The problem for Fairfax is that it should have implemented this measure earlier but either ignored it or was loath to confront its journalists with this strategy.
Coincidentally, perhaps, it did not come until the organisation appointed a former journalist as its chief executive.
Whatever the case, internal subs’ desks for individual papers have become a luxury which print media simply cannot afford in the struggle for survival in the savage jungle of competing electronic news delivery platforms.
When I worked in editorial production on The Times in London in the late 1960s and early 70s, we employed “readers” who checked every line for accuracy before it went into the paper.
This age-old practice continued there and in Australia until the advent of editorial computerisation.
Many of these readers may have felt that their departure would leave the door open for editorial sloppiness (and in some cases it might have) but the industry had to move on.
It has been argued that quality journalism will suffer without the close internal relationship between writers and sub-editors who share a common understanding of the nature of their newspapers.
This suggests a lack of professionalism, or at least indifference, by the outsourced subs.
But what is the basis for this?
After all, Pagemasters, which was set up by some highly qualified sub-editorial journalists made redundant in a major rationalisation in the Herald & Weekly Times more than 20 years ago, has become very successful around the world and is jointly owned by Fairfax and News Limited through AAP.
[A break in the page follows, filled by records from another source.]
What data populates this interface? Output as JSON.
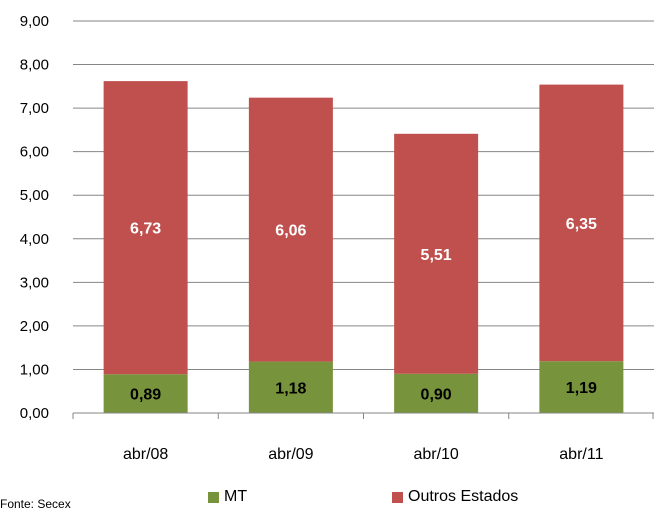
{
  "chart_data": {
    "type": "bar",
    "stacked": true,
    "categories": [
      "abr/08",
      "abr/09",
      "abr/10",
      "abr/11"
    ],
    "series": [
      {
        "name": "MT",
        "values": [
          0.89,
          1.18,
          0.9,
          1.19
        ],
        "labels": [
          "0,89",
          "1,18",
          "0,90",
          "1,19"
        ],
        "color": "#77933c",
        "label_color": "#000000"
      },
      {
        "name": "Outros Estados",
        "values": [
          6.73,
          6.06,
          5.51,
          6.35
        ],
        "labels": [
          "6,73",
          "6,06",
          "5,51",
          "6,35"
        ],
        "color": "#c0504d",
        "label_color": "#ffffff"
      }
    ],
    "ylim": [
      0,
      9
    ],
    "yticks": [
      0,
      1,
      2,
      3,
      4,
      5,
      6,
      7,
      8,
      9
    ],
    "ytick_labels": [
      "0,00",
      "1,00",
      "2,00",
      "3,00",
      "4,00",
      "5,00",
      "6,00",
      "7,00",
      "8,00",
      "9,00"
    ],
    "grid": true,
    "legend_position": "bottom"
  },
  "source": "Fonte: Secex"
}
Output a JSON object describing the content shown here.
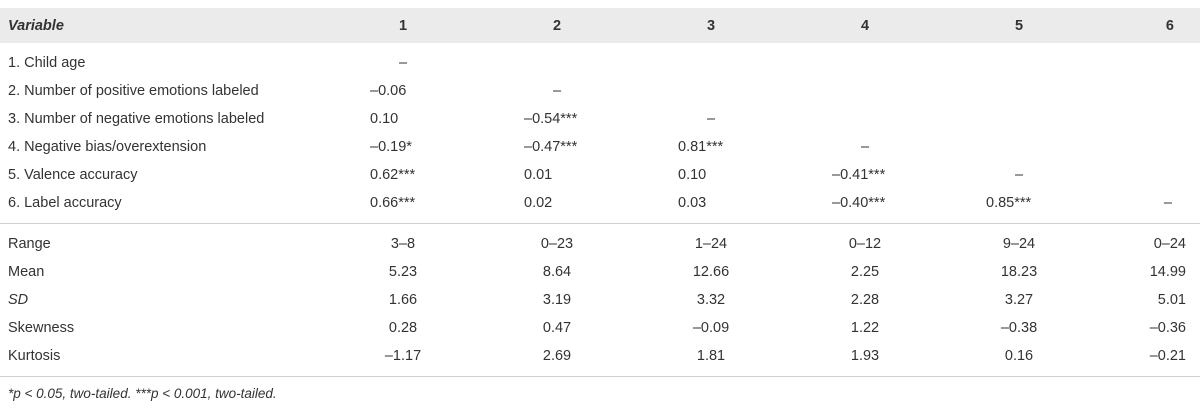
{
  "table": {
    "header": [
      "Variable",
      "1",
      "2",
      "3",
      "4",
      "5",
      "6"
    ],
    "correlations": [
      [
        "1. Child age",
        "–"
      ],
      [
        "2. Number of positive emotions labeled",
        "–0.06",
        "–"
      ],
      [
        "3. Number of negative emotions labeled",
        "0.10",
        "–0.54***",
        "–"
      ],
      [
        "4. Negative bias/overextension",
        "–0.19*",
        "–0.47***",
        "0.81***",
        "–"
      ],
      [
        "5. Valence accuracy",
        "0.62***",
        "0.01",
        "0.10",
        "–0.41***",
        "–"
      ],
      [
        "6. Label accuracy",
        "0.66***",
        "0.02",
        "0.03",
        "–0.40***",
        "0.85***",
        "–"
      ]
    ],
    "statistics": [
      [
        "Range",
        "3–8",
        "0–23",
        "1–24",
        "0–12",
        "9–24",
        "0–24"
      ],
      [
        "Mean",
        "5.23",
        "8.64",
        "12.66",
        "2.25",
        "18.23",
        "14.99"
      ],
      [
        "SD",
        "1.66",
        "3.19",
        "3.32",
        "2.28",
        "3.27",
        "5.01"
      ],
      [
        "Skewness",
        "0.28",
        "0.47",
        "–0.09",
        "1.22",
        "–0.38",
        "–0.36"
      ],
      [
        "Kurtosis",
        "–1.17",
        "2.69",
        "1.81",
        "1.93",
        "0.16",
        "–0.21"
      ]
    ]
  },
  "footnote": "*p < 0.05, two-tailed. ***p < 0.001, two-tailed."
}
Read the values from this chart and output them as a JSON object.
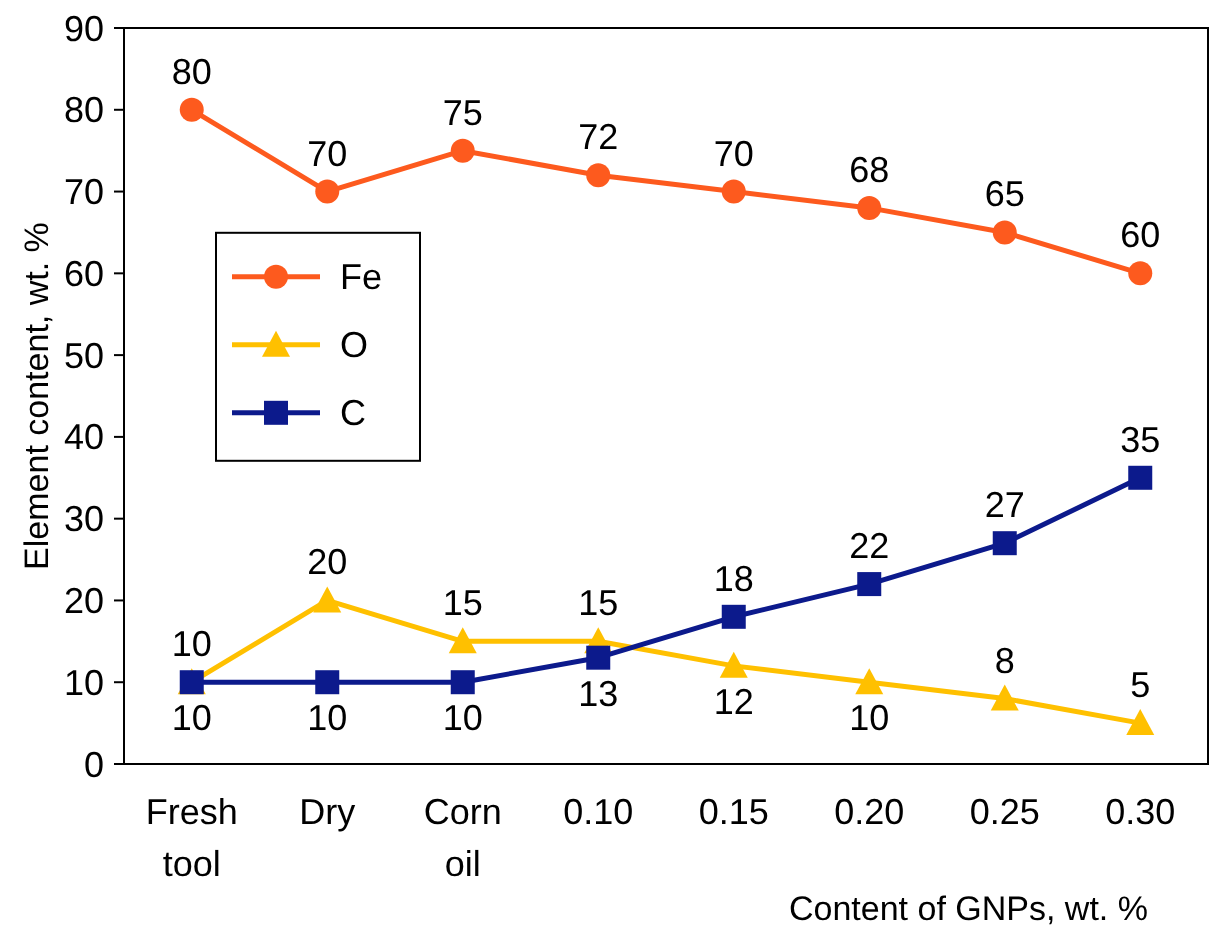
{
  "chart_data": {
    "type": "line",
    "xlabel": "Content of GNPs, wt. %",
    "ylabel": "Element content, wt. %",
    "categories": [
      "Fresh tool",
      "Dry",
      "Corn oil",
      "0.10",
      "0.15",
      "0.20",
      "0.25",
      "0.30"
    ],
    "series": [
      {
        "name": "Fe",
        "color": "#fd5a1e",
        "marker": "circle",
        "values": [
          80,
          70,
          75,
          72,
          70,
          68,
          65,
          60
        ]
      },
      {
        "name": "O",
        "color": "#ffc000",
        "marker": "triangle",
        "values": [
          10,
          20,
          15,
          15,
          12,
          10,
          8,
          5
        ]
      },
      {
        "name": "C",
        "color": "#0c1a8c",
        "marker": "square",
        "values": [
          10,
          10,
          10,
          13,
          18,
          22,
          27,
          35
        ]
      }
    ],
    "ylim": [
      0,
      90
    ],
    "yticks": [
      0,
      10,
      20,
      30,
      40,
      50,
      60,
      70,
      80,
      90
    ],
    "data_labels": true,
    "legend": "left",
    "grid": false
  }
}
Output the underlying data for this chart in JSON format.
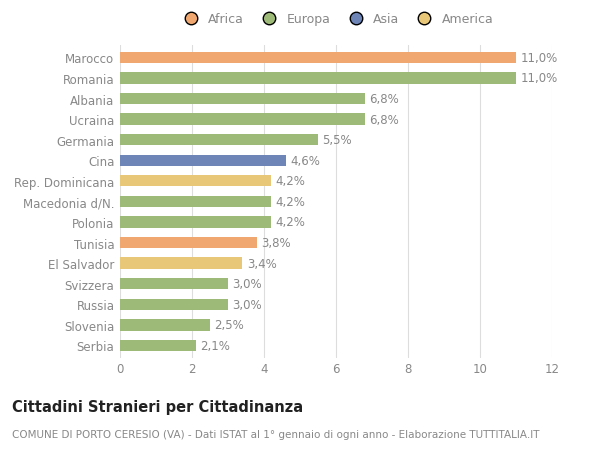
{
  "categories": [
    "Marocco",
    "Romania",
    "Albania",
    "Ucraina",
    "Germania",
    "Cina",
    "Rep. Dominicana",
    "Macedonia d/N.",
    "Polonia",
    "Tunisia",
    "El Salvador",
    "Svizzera",
    "Russia",
    "Slovenia",
    "Serbia"
  ],
  "values": [
    11.0,
    11.0,
    6.8,
    6.8,
    5.5,
    4.6,
    4.2,
    4.2,
    4.2,
    3.8,
    3.4,
    3.0,
    3.0,
    2.5,
    2.1
  ],
  "labels": [
    "11,0%",
    "11,0%",
    "6,8%",
    "6,8%",
    "5,5%",
    "4,6%",
    "4,2%",
    "4,2%",
    "4,2%",
    "3,8%",
    "3,4%",
    "3,0%",
    "3,0%",
    "2,5%",
    "2,1%"
  ],
  "colors": [
    "#f0a870",
    "#9eba78",
    "#9eba78",
    "#9eba78",
    "#9eba78",
    "#6e85b8",
    "#e8c878",
    "#9eba78",
    "#9eba78",
    "#f0a870",
    "#e8c878",
    "#9eba78",
    "#9eba78",
    "#9eba78",
    "#9eba78"
  ],
  "legend_labels": [
    "Africa",
    "Europa",
    "Asia",
    "America"
  ],
  "legend_colors": [
    "#f0a870",
    "#9eba78",
    "#6e85b8",
    "#e8c878"
  ],
  "title": "Cittadini Stranieri per Cittadinanza",
  "subtitle": "COMUNE DI PORTO CERESIO (VA) - Dati ISTAT al 1° gennaio di ogni anno - Elaborazione TUTTITALIA.IT",
  "xlim": [
    0,
    12
  ],
  "xticks": [
    0,
    2,
    4,
    6,
    8,
    10,
    12
  ],
  "background_color": "#ffffff",
  "bar_height": 0.55,
  "label_fontsize": 8.5,
  "ytick_fontsize": 8.5,
  "xtick_fontsize": 8.5,
  "title_fontsize": 10.5,
  "subtitle_fontsize": 7.5,
  "grid_color": "#dddddd",
  "text_color": "#888888"
}
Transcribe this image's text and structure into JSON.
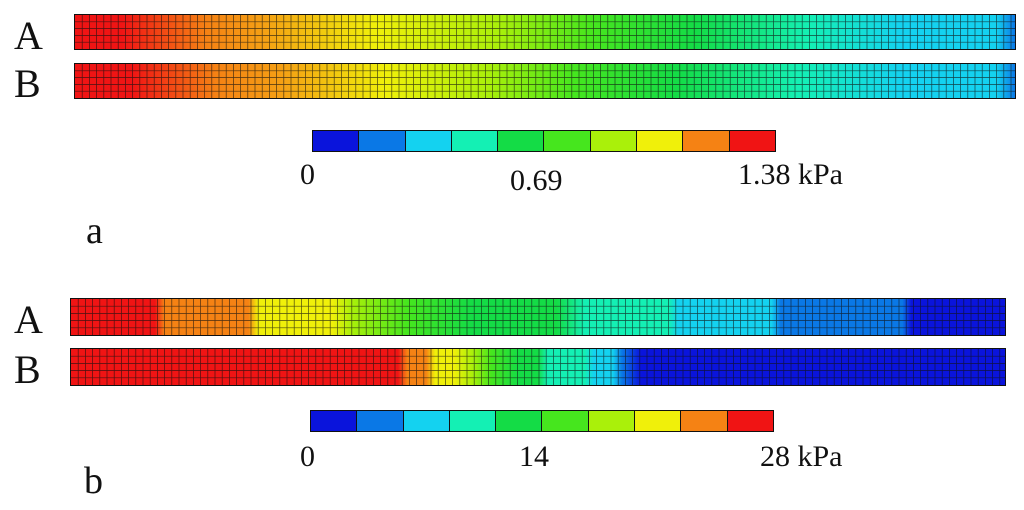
{
  "palette": [
    "#0a14dc",
    "#0a78e6",
    "#14d2f0",
    "#14f0b4",
    "#14dc46",
    "#46e61e",
    "#aaf00a",
    "#f0f00a",
    "#f58214",
    "#f01414"
  ],
  "panels": [
    {
      "letter": "a",
      "strips": [
        {
          "label": "A",
          "gradient": "linear-gradient(90deg,#f01414 0%,#f01414 5%,#f58214 14%,#f5a014 20%,#f0f00a 32%,#aaf00a 45%,#46e61e 55%,#14dc46 66%,#14f0b4 78%,#14d2f0 88%,#14d2f0 98%,#0a78e6 100%)"
        },
        {
          "label": "B",
          "gradient": "linear-gradient(90deg,#f01414 0%,#f01414 6%,#f58214 15%,#f5a014 22%,#f0f00a 33%,#aaf00a 44%,#46e61e 53%,#14dc46 64%,#14f0b4 77%,#14d2f0 88%,#14d2f0 98%,#0a78e6 100%)"
        }
      ],
      "scale_labels": [
        "0",
        "0.69",
        "1.38 kPa"
      ]
    },
    {
      "letter": "b",
      "strips": [
        {
          "label": "A",
          "gradient": "linear-gradient(90deg,#f01414 0%,#f01414 9%,#f58214 10%,#f58214 19%,#f0f00a 20%,#f0f00a 28%,#aaf00a 30%,#46e61e 36%,#14dc46 43%,#14dc46 52%,#14f0b4 55%,#14f0b4 64%,#14d2f0 65%,#14d2f0 75%,#0a78e6 76%,#0a78e6 89%,#0a14dc 90%,#0a14dc 100%)"
        },
        {
          "label": "B",
          "gradient": "linear-gradient(90deg,#f01414 0%,#f01414 35%,#f58214 36%,#f58214 38%,#f0f00a 39%,#f0f00a 41%,#aaf00a 43%,#46e61e 45%,#14dc46 48%,#14dc46 50%,#14f0b4 51%,#14f0b4 55%,#14d2f0 56%,#14d2f0 58%,#0a78e6 59%,#0a14dc 61%,#0a14dc 100%)"
        }
      ],
      "scale_labels": [
        "0",
        "14",
        "28 kPa"
      ]
    }
  ]
}
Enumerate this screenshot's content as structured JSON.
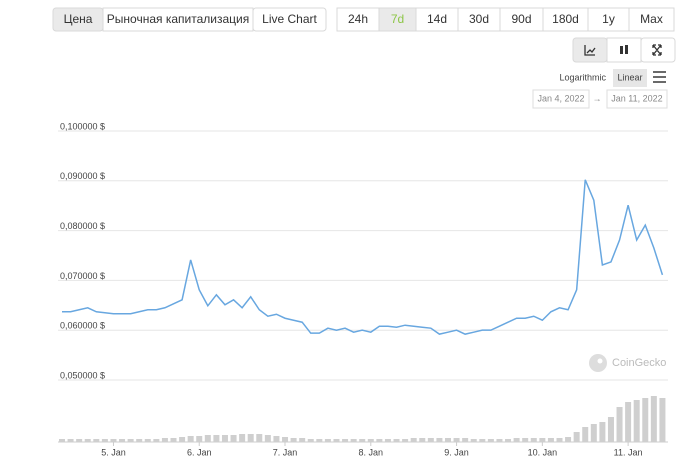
{
  "ui": {
    "tabs": [
      "Цена",
      "Рыночная капитализация",
      "Live Chart"
    ],
    "ranges": [
      "24h",
      "7d",
      "14d",
      "30d",
      "90d",
      "180d",
      "1y",
      "Max"
    ],
    "scale_label": "Logarithmic",
    "scale_button": "Linear",
    "date_from": "Jan 4, 2022",
    "date_separator": "→",
    "date_to": "Jan 11, 2022",
    "watermark": "CoinGecko"
  },
  "chart_data": {
    "type": "line",
    "x": [
      4.4,
      4.5,
      4.6,
      4.7,
      4.8,
      4.9,
      5.0,
      5.1,
      5.2,
      5.3,
      5.4,
      5.5,
      5.6,
      5.7,
      5.8,
      5.9,
      6.0,
      6.1,
      6.2,
      6.3,
      6.4,
      6.5,
      6.6,
      6.7,
      6.8,
      6.9,
      7.0,
      7.1,
      7.2,
      7.3,
      7.4,
      7.5,
      7.6,
      7.7,
      7.8,
      7.9,
      8.0,
      8.1,
      8.2,
      8.3,
      8.4,
      8.5,
      8.6,
      8.7,
      8.8,
      8.9,
      9.0,
      9.1,
      9.2,
      9.3,
      9.4,
      9.5,
      9.6,
      9.7,
      9.8,
      9.9,
      10.0,
      10.1,
      10.2,
      10.3,
      10.4,
      10.5,
      10.6,
      10.7,
      10.8,
      10.9,
      11.0,
      11.1,
      11.2,
      11.3,
      11.4
    ],
    "xlim": [
      4.4,
      11.43
    ],
    "xticks": [
      {
        "value": 5,
        "label": "5. Jan"
      },
      {
        "value": 6,
        "label": "6. Jan"
      },
      {
        "value": 7,
        "label": "7. Jan"
      },
      {
        "value": 8,
        "label": "8. Jan"
      },
      {
        "value": 9,
        "label": "9. Jan"
      },
      {
        "value": 10,
        "label": "10. Jan"
      },
      {
        "value": 11,
        "label": "11. Jan"
      }
    ],
    "ylim": [
      0.05,
      0.1
    ],
    "yticks": [
      {
        "value": 0.05,
        "label": "0,050000 $"
      },
      {
        "value": 0.06,
        "label": "0,060000 $"
      },
      {
        "value": 0.07,
        "label": "0,070000 $"
      },
      {
        "value": 0.08,
        "label": "0,080000 $"
      },
      {
        "value": 0.09,
        "label": "0,090000 $"
      },
      {
        "value": 0.1,
        "label": "0,100000 $"
      }
    ],
    "grid": true,
    "y2lim": [
      0,
      50
    ],
    "series": [
      {
        "color": "#68a7e0",
        "values": [
          0.0629,
          0.0629,
          0.0633,
          0.0637,
          0.0629,
          0.0627,
          0.0625,
          0.0625,
          0.0625,
          0.0629,
          0.0633,
          0.0633,
          0.0637,
          0.0645,
          0.0653,
          0.0733,
          0.0673,
          0.0641,
          0.0663,
          0.0643,
          0.0653,
          0.0637,
          0.0659,
          0.0633,
          0.062,
          0.0624,
          0.0616,
          0.0612,
          0.0608,
          0.0586,
          0.0586,
          0.0596,
          0.0592,
          0.0596,
          0.0588,
          0.0592,
          0.0588,
          0.06,
          0.06,
          0.0598,
          0.0602,
          0.06,
          0.0598,
          0.0596,
          0.0584,
          0.0588,
          0.0592,
          0.0584,
          0.0588,
          0.0592,
          0.0592,
          0.06,
          0.0608,
          0.0616,
          0.0616,
          0.062,
          0.0612,
          0.0629,
          0.0637,
          0.0633,
          0.0673,
          0.0894,
          0.0853,
          0.0723,
          0.0729,
          0.0773,
          0.0843,
          0.0773,
          0.0803,
          0.0757,
          0.0703
        ]
      },
      {
        "axis": "y2",
        "color": "#cfcfcf",
        "values": [
          3,
          3,
          3,
          3,
          3,
          3,
          3,
          3,
          3,
          3,
          3,
          3,
          4,
          4,
          5,
          6,
          6,
          7,
          7,
          7,
          7,
          8,
          8,
          8,
          7,
          6,
          5,
          4,
          4,
          3,
          3,
          3,
          3,
          3,
          3,
          3,
          3,
          3,
          3,
          3,
          3,
          4,
          4,
          4,
          4,
          4,
          4,
          4,
          3,
          3,
          3,
          3,
          3,
          4,
          4,
          4,
          4,
          4,
          4,
          5,
          10,
          15,
          18,
          20,
          25,
          35,
          40,
          42,
          44,
          46,
          44
        ]
      }
    ]
  }
}
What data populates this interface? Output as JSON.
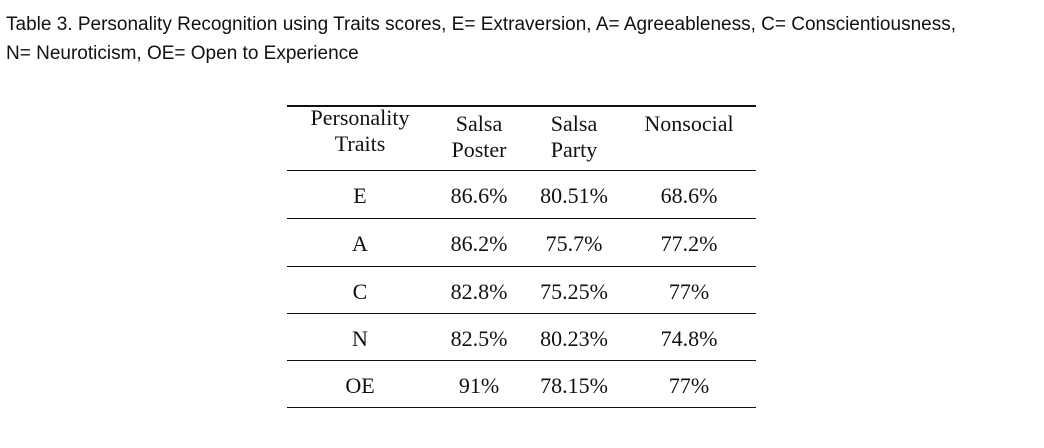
{
  "caption": {
    "line1": "Table 3.  Personality Recognition using Traits scores, E= Extraversion, A= Agreeableness, C= Conscientiousness,",
    "line2": "N= Neuroticism, OE= Open to Experience"
  },
  "table": {
    "headers": [
      {
        "line1": "Personality",
        "line2": "Traits"
      },
      {
        "line1": "Salsa",
        "line2": "Poster"
      },
      {
        "line1": "Salsa",
        "line2": "Party"
      },
      {
        "line1": "",
        "line2": "Nonsocial"
      }
    ],
    "rows": [
      [
        "E",
        "86.6%",
        "80.51%",
        "68.6%"
      ],
      [
        "A",
        "86.2%",
        "75.7%",
        "77.2%"
      ],
      [
        "C",
        "82.8%",
        "75.25%",
        "77%"
      ],
      [
        "N",
        "82.5%",
        "80.23%",
        "74.8%"
      ],
      [
        "OE",
        "91%",
        "78.15%",
        "77%"
      ]
    ]
  }
}
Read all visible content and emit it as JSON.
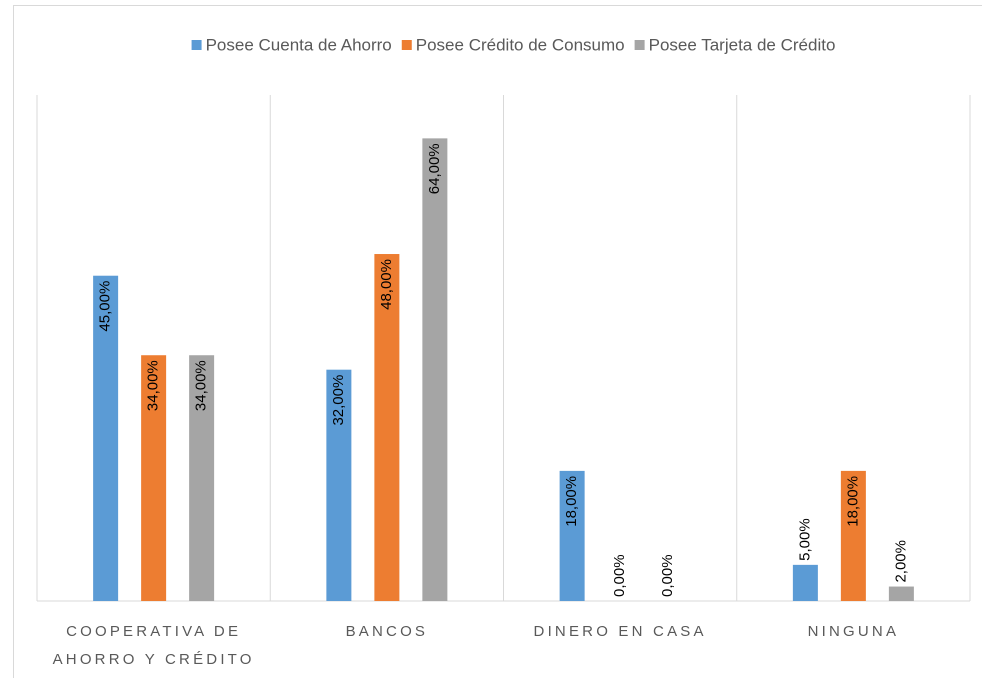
{
  "chart_data": {
    "type": "bar",
    "categories": [
      "COOPERATIVA DE AHORRO Y CRÉDITO",
      "BANCOS",
      "DINERO EN CASA",
      "NINGUNA"
    ],
    "series": [
      {
        "name": "Posee Cuenta de Ahorro",
        "color": "#5b9bd5",
        "values": [
          45,
          32,
          18,
          5
        ],
        "value_labels": [
          "45,00%",
          "32,00%",
          "18,00%",
          "5,00%"
        ]
      },
      {
        "name": "Posee Crédito de Consumo",
        "color": "#ed7d31",
        "values": [
          34,
          48,
          0,
          18
        ],
        "value_labels": [
          "34,00%",
          "48,00%",
          "0,00%",
          "18,00%"
        ]
      },
      {
        "name": "Posee Tarjeta de Crédito",
        "color": "#a5a5a5",
        "values": [
          34,
          64,
          0,
          2
        ],
        "value_labels": [
          "34,00%",
          "64,00%",
          "0,00%",
          "2,00%"
        ]
      }
    ],
    "ylim": [
      0,
      70
    ],
    "legend": "top"
  }
}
It is hard to believe Fairfax or News would allow the quality of their products to slide just to save money.
But the introduction of this outsourcing, as with the scrapping of the Readers’ Room, removes yet another comfort zone.
It wasn’t long ago that most suburban newspapers around the country had their own pre-press facilities and their own presses, even though most were owned by the major newspaper groups.
Rationalisations and upgrading implemented by News Limited after it acquired the Herald & Weekly
Times in the late 1980s not only saved many of the smaller papers from going under financially but helped them introduce efficiencies, which made them far more competitive.
There was some concern by local management that reader loyalty would disappear if a paper was printed outside its traditional circulation area.
This, of course, was nonsense.
What was much more important for these free papers was to have them delivered on time and with plenty of informative and attractive content.
Meanwhile, the decision by the major metro daily organisations to put a payment system between their print and online products is another inevitable development in the industry’s battle for survival.
But it may turn out to be the highest-stakes gamble of all with the risk that it could backfire on the traditional print versions of the news.
On the one hand, readers may resent having to pay for something online which they are now accessing for free.
On the other hand, how many readers are likely to opt for the hardcopy of a newspaper rather than pay an online fee, particularly if they were not doing so in the first place?
All of this could well shift the rationalisation spotlight on to the mega-millions of dollars which the print media (newspapers and magazines) have invested in presses around the country.
As the newspaper industry looks for savings to offset the rising costs involved in slugging it out with its electronic competitors, it is hard to believe it can sustain, for example, the current number of editions which each metro paper brings out daily.
And this will reinforce the rationale for a combining of the printing and distribution resources between publishers because of the enormous cost saving that this would deliver.
It is an option which has bobbed around just below the surface for years. But it now has a distinct look of inevitability about it.
Malcolm Colless is a former senior executive at News Ltd and writes a column for The Australian’s media section.